En Santiago, en tanto, las instalaciones del Tribunal Militar de la Aviación se habían trasladado la última semana de agosto al primer piso del moderno edificio institucional, ubicado en Pedro Aguirre Cerda 5500. La construcción lucía imponente, alta y recién entregada, pero en las oficinas designadas a la Fiscalía, las cajas y los tomos (pegados o zurcidos) de los distintos procesos judiciales generaban cierto desorden.
Ahí quedaron las declaraciones de Chamorro y las del resto de los involucrados, en el primero de los quince libros del expediente, y ahí se juntaron —diligentemente— los cuadernos secretos con los partes firmados que acreditaban las reparaciones que había experimentado el avión por parte de los técnicos de la FACh y, también, las que nunca se realizaron.
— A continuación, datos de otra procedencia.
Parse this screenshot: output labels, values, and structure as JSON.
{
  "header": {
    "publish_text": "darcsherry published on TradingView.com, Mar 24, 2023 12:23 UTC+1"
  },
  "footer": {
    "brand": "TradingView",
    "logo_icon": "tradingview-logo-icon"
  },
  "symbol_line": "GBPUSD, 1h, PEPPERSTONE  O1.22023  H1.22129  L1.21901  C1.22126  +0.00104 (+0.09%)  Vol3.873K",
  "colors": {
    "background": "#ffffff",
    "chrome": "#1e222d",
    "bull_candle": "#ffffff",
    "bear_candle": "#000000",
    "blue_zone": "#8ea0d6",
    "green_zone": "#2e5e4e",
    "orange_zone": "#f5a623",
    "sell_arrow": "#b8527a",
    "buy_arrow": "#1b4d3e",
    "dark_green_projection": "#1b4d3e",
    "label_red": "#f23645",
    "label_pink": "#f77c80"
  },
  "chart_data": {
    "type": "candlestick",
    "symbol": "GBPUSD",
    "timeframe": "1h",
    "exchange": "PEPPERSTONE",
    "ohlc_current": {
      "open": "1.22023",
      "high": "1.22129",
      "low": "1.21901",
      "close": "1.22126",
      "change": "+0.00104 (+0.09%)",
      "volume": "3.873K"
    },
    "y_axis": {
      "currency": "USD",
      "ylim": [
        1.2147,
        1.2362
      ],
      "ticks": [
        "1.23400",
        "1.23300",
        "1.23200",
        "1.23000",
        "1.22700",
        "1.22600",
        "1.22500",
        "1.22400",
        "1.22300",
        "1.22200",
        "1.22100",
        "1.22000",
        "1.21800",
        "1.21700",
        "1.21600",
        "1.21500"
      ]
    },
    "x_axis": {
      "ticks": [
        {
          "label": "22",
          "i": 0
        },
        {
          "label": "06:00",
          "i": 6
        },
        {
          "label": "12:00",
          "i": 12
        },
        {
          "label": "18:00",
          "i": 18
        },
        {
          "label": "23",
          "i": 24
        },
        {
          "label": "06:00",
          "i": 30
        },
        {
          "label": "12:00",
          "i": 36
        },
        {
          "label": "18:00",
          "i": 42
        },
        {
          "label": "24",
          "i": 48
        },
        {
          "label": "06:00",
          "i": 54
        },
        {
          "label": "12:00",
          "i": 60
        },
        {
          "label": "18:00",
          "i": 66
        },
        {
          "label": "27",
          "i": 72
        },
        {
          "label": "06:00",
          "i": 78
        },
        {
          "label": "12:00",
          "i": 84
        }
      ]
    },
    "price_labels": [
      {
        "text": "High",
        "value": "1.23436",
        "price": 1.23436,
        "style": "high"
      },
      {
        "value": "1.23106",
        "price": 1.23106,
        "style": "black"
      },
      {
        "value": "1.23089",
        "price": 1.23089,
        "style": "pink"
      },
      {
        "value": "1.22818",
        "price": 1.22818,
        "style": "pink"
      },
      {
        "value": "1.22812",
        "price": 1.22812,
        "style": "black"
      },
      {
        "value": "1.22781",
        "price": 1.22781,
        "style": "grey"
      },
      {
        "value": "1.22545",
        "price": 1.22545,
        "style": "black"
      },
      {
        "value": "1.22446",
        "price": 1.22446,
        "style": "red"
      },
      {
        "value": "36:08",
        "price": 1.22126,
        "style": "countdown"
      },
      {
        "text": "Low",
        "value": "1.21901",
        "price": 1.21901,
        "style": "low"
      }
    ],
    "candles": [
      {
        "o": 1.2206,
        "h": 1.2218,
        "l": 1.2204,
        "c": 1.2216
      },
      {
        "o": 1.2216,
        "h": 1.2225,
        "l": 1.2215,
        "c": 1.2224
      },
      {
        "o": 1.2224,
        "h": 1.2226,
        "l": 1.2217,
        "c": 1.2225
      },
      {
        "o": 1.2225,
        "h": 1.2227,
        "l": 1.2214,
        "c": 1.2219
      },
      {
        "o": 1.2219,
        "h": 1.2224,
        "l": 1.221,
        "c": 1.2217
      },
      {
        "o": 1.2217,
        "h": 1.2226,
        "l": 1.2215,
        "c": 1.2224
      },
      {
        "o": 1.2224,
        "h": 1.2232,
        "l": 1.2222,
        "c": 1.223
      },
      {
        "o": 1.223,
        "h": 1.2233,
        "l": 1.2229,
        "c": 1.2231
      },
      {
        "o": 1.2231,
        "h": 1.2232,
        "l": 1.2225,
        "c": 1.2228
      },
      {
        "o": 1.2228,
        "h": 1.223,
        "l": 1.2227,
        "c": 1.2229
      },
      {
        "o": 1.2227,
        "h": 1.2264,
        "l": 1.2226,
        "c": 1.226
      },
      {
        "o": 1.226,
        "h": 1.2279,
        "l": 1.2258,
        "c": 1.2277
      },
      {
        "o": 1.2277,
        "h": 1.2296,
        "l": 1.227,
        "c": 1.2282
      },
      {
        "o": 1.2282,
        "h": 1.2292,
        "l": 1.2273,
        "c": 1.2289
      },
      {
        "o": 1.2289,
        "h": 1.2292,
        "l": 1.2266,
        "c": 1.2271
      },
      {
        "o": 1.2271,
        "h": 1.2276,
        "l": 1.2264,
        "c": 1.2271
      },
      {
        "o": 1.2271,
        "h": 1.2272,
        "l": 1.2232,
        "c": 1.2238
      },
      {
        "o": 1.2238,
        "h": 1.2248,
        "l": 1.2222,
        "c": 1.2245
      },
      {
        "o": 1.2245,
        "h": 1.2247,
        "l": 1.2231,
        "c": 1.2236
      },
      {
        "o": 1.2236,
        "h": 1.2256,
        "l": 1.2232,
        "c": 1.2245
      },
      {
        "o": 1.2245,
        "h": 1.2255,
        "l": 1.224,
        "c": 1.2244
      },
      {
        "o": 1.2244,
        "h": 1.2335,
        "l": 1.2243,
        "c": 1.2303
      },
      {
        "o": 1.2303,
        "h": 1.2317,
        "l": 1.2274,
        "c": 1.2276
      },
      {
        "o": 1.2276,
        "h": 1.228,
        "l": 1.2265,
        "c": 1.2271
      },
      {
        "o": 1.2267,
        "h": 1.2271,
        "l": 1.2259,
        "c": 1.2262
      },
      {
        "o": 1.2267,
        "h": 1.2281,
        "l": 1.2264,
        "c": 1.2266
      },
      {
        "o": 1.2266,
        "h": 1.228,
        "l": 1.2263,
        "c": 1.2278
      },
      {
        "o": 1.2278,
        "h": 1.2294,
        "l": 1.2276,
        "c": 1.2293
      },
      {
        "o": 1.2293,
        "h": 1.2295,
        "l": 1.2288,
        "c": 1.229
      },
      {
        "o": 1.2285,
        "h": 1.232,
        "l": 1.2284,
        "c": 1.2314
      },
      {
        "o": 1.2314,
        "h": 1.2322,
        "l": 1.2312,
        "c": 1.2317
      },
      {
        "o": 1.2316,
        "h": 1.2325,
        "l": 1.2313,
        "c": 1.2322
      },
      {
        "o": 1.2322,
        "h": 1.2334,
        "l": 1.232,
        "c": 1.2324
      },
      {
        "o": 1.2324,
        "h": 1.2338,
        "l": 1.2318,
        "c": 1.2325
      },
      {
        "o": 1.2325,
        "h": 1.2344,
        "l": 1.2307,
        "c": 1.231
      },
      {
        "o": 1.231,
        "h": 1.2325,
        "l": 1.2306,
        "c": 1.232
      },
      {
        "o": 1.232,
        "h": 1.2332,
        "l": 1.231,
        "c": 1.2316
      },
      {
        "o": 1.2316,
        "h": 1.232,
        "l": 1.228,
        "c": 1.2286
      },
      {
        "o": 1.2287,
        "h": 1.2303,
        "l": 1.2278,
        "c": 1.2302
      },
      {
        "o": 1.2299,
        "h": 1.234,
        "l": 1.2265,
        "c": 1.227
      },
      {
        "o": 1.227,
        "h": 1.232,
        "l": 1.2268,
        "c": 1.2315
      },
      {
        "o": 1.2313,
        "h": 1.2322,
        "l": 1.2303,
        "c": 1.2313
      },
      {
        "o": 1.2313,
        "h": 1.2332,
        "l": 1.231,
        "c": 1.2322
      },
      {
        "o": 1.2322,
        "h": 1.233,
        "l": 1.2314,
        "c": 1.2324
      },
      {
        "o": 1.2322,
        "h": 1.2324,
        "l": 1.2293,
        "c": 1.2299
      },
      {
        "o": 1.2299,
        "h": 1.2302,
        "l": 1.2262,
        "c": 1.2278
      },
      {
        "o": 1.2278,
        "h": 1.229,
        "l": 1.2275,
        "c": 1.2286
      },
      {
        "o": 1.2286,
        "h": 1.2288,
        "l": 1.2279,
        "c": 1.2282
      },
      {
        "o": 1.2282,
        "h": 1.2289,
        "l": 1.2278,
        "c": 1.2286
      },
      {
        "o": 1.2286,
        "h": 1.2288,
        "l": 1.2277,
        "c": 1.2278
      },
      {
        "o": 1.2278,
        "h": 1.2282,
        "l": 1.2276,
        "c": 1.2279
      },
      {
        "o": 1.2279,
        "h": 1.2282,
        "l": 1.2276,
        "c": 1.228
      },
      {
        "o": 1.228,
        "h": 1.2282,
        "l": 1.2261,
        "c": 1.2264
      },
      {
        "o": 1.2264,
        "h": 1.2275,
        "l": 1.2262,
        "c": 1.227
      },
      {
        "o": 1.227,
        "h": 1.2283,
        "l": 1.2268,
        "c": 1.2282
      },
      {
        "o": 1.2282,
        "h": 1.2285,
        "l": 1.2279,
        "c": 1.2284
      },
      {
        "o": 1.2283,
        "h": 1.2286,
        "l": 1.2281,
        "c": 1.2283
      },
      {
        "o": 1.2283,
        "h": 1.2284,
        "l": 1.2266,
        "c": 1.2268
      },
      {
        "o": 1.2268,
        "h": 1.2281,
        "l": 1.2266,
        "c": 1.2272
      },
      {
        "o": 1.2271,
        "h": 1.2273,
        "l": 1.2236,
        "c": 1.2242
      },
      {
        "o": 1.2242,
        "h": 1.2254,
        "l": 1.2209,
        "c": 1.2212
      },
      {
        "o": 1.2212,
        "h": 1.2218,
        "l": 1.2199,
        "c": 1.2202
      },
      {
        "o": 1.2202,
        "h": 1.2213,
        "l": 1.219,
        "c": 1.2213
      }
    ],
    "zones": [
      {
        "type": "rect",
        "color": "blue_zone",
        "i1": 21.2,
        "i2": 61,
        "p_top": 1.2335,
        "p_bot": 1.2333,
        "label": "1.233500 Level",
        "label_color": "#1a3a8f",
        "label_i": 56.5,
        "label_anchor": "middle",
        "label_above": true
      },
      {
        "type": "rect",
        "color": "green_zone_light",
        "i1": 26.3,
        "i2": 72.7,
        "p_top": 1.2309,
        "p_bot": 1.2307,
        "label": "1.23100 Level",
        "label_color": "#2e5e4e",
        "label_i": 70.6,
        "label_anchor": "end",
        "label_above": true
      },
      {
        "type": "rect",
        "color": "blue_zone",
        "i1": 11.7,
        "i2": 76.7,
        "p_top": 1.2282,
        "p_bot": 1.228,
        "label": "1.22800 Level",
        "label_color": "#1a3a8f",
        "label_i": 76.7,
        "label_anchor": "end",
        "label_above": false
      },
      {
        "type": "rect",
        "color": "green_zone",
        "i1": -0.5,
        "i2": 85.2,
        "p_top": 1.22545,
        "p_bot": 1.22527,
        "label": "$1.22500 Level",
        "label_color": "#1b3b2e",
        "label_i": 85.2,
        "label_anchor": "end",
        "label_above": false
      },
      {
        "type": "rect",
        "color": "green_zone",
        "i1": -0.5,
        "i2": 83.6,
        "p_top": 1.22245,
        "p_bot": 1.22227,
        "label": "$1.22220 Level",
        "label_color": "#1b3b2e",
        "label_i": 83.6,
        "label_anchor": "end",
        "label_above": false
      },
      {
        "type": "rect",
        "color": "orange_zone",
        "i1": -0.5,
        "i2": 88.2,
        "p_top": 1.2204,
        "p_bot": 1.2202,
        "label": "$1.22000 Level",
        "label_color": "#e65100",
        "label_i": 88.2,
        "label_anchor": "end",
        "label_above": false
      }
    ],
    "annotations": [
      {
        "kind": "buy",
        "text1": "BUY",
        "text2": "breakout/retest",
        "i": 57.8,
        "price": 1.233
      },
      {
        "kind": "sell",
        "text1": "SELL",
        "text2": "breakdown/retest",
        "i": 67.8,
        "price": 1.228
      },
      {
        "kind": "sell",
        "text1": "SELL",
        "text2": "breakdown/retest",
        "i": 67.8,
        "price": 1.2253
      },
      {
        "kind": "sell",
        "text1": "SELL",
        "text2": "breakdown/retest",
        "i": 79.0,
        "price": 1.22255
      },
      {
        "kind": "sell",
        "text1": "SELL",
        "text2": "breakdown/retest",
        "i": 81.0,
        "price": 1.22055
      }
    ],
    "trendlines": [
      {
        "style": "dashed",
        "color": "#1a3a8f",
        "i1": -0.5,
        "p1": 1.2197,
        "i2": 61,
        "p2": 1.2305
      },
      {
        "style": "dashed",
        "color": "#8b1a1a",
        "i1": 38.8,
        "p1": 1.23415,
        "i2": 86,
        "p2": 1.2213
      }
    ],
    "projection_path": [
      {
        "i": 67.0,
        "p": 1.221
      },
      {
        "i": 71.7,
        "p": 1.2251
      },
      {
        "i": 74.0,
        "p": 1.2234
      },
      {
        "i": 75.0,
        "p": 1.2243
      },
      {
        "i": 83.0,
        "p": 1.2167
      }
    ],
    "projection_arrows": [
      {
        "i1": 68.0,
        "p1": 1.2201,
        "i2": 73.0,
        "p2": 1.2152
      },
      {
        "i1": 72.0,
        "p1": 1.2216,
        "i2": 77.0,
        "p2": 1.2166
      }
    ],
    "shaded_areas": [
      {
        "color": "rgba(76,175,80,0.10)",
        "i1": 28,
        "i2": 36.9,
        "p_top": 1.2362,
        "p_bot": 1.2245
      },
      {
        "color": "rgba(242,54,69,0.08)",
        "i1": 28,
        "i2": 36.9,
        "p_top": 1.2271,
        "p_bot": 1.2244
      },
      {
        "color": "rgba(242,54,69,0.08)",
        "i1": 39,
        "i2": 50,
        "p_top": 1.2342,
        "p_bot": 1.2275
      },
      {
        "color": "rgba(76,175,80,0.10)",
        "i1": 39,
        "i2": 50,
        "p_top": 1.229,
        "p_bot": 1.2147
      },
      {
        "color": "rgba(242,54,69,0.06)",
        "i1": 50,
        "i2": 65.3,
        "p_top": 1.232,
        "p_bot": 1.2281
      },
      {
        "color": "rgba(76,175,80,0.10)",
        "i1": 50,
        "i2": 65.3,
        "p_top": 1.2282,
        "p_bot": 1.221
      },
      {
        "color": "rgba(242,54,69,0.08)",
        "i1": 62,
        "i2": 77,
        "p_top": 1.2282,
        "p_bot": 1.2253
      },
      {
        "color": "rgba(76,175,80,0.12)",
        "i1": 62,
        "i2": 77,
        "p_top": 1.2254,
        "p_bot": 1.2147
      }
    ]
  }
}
Se registró cada observación de lo imprescindible y lo prescindible. Puesto que, aun cuando existiese alguna observación sin tramitar antes del vuelo, el viaje —ocasionalmente— se podía dar en buenas condiciones y eso también se consignaba. La empresa EADS-Casa establecía en sus manuales que, para todos estos procedimientos, era necesario contar con un funcionario certificado en aviones Casa, pero por impedimentos propios de la logística y el presupuesto de la Fuerza Aérea, aquello nunca se dispuso.
A esas oficinas llegó a dirigir la investigación del caso el ministro en visita designado, Juan Cristóbal Mera, quien no dejó buena impresión en los funcionarios de la Fiscalía Militar de la época. Tampoco en los familiares de las víctimas, porque nunca manifestó intención, dicen ellos, de generar ningún tipo de movimiento o perjuicio en las huestes de la FACh, al punto de cerrar prontamente el proceso judicial sin ninguna consecuencia.
—¿Ustedes saben si acá me puedo cortar el pelo gratis? Y, ¿cómo es la comida del casino? —preguntaba Mera en los primeros días, con cierto ademán superior. El 2 de enero de 2013 sobreseyó el caso, asignándoles toda la responsabilidad a los pilotos fallecidos. «La causa del accidente de la aeronave CASA 212-300, matrícula 966, es la pérdida de control del avión como consecuencia de haberlo volado la tripulación a una altura peligrosamente baja», escribiría en el dictamen. «No existe ningún antecedente recabado en el proceso —versa otro de los párrafos— que permita concluir la existencia de algún desperfecto de la aeronave, y en las comunicaciones radiales de la tripulación no se hizo ver ninguna anomalía mecánica».
«El ministro Mera responsabiliza a pilotos por el accidente», tituló el diario Publimetro.